3. Environment Isolation: Never store secrets in code. Use environment variables, secret managers (like HashiCorp Vault, AWS Secrets Manager), and treat `.env` files as strictly local, ensuring they are added to .gitignore.

  1. The Role of AI in Widening the Security Gap
    AI assistants accelerate development, but they do not inherently enforce security best practices. Developers, under pressure to deliver features, may inadvertently expose sensitive infrastructure. This creates a new class of vulnerabilities where AI-generated artifacts become the breadcrumbs for attackers.

Step‑by‑step guide to safe AI integration:

  1. Create Secure Project Templates: Define project templates that include `.gitignore` files pre-configured to exclude sensitive files, and include `Dockerfile` configurations that don’t bake in secrets.
  2. Educational Integration: Security teams should provide specific guidelines for using AI tools. For example, include prompts in the `CLAUDE.md` file itself that instruct the AI to remind developers to verify security configurations before deployment.

Example entry in `CLAUDE.md`:

Security Reminders
- Before any deployment command, verify that environment variables are not hardcoded.
- Ensure that .gitignore includes .env, .pem, and any configuration files containing keys.
- Check that the server's firewall is configured to deny public access.

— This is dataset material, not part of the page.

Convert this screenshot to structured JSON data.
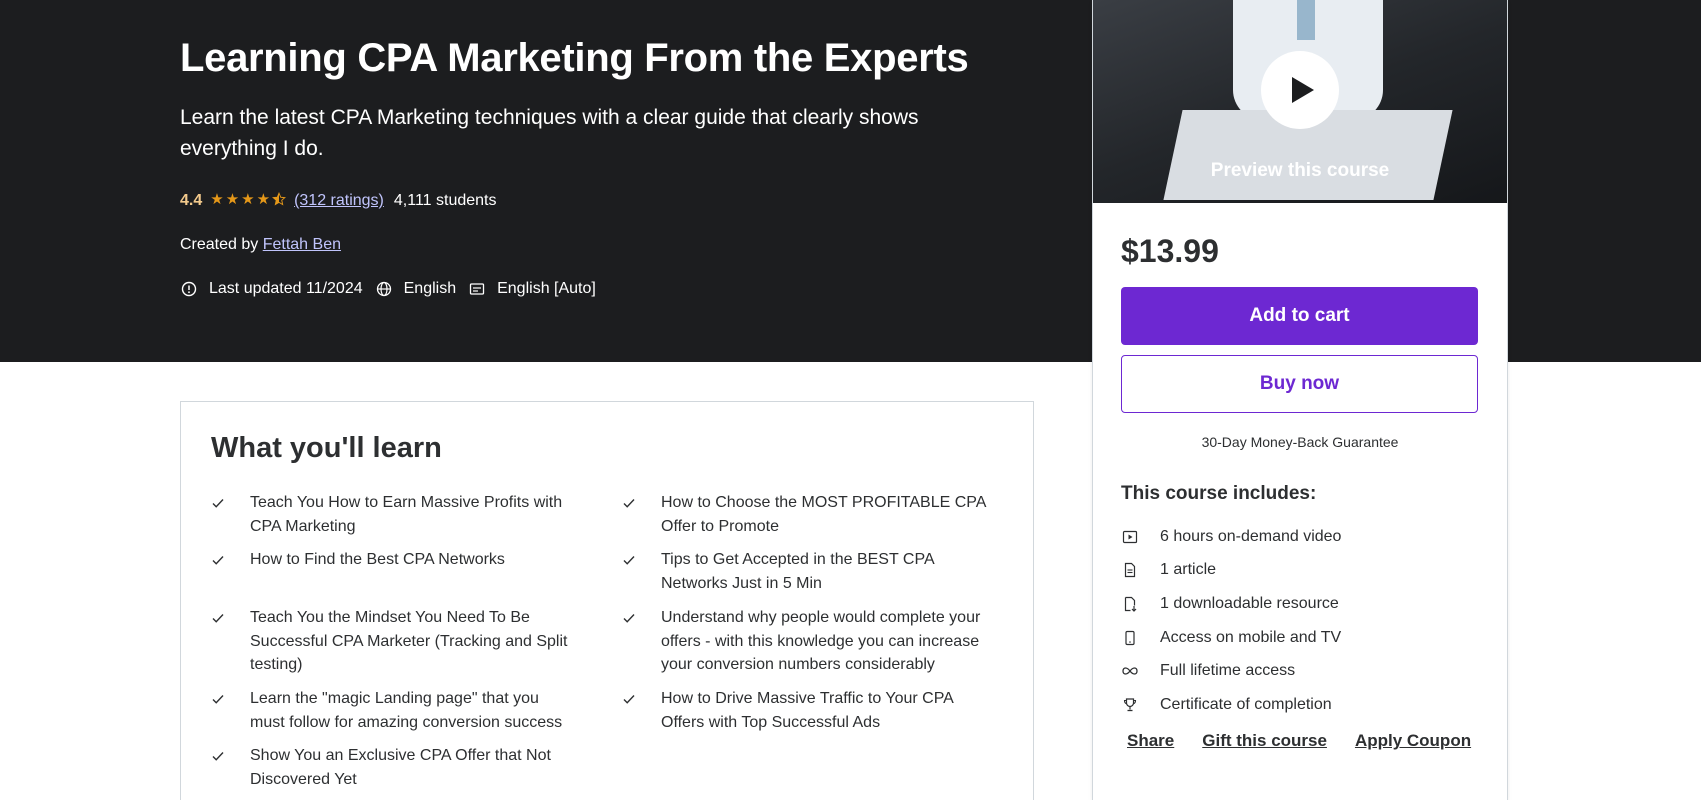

3. Continuous Monitoring with Shodan/Censys: Security teams should implement continuous monitoring of their own public-facing assets. Set up alerts on Censys or Shodan to notify when assets matching specific fingerprints (like containing a `CLAUDE.md` file) are discovered.

What Undercode Say:

  • The AI Development Paradox: Tools like Code are accelerators, not security solutions. Their artifacts become high-probability indicators of exposure because they signal a development environment likely operating at speed, often without proper oversight.
  • Public OSINT is the New Perimeter: The attack surface now includes any server exposed to Shodan or Censys. The discovery of 203 servers with this single marker underscores that the perimeter has dissolved. Defenders must actively monitor these public indexes to discover their own exposed assets before attackers do.
  • Credential Rotation is a Lifeline: The presence of valid, non-rotated secrets is the root cause of the breach. A compromised AWS key that is never rotated remains a persistent threat. This case highlights that a robust credential rotation and revocation policy is not just a best practice, but a critical incident response capability.

Prediction:

The use of AI-generated artifacts as a threat hunting vector is just the beginning. We will soon see the emergence of “AI-Artifact OSINT” as a dedicated discipline, with automated tools built to crawl the internet for AI configuration files, logs, and cache data. This will force a shift in DevSecOps, mandating that AI tooling be integrated into security pipelines, where the output of AI is automatically scanned for insecure patterns and misconfigurations. The companies that fail to adapt will find their development environments becoming the primary entry point for advanced persistent threats, turning AI’s efficiency into their greatest liability.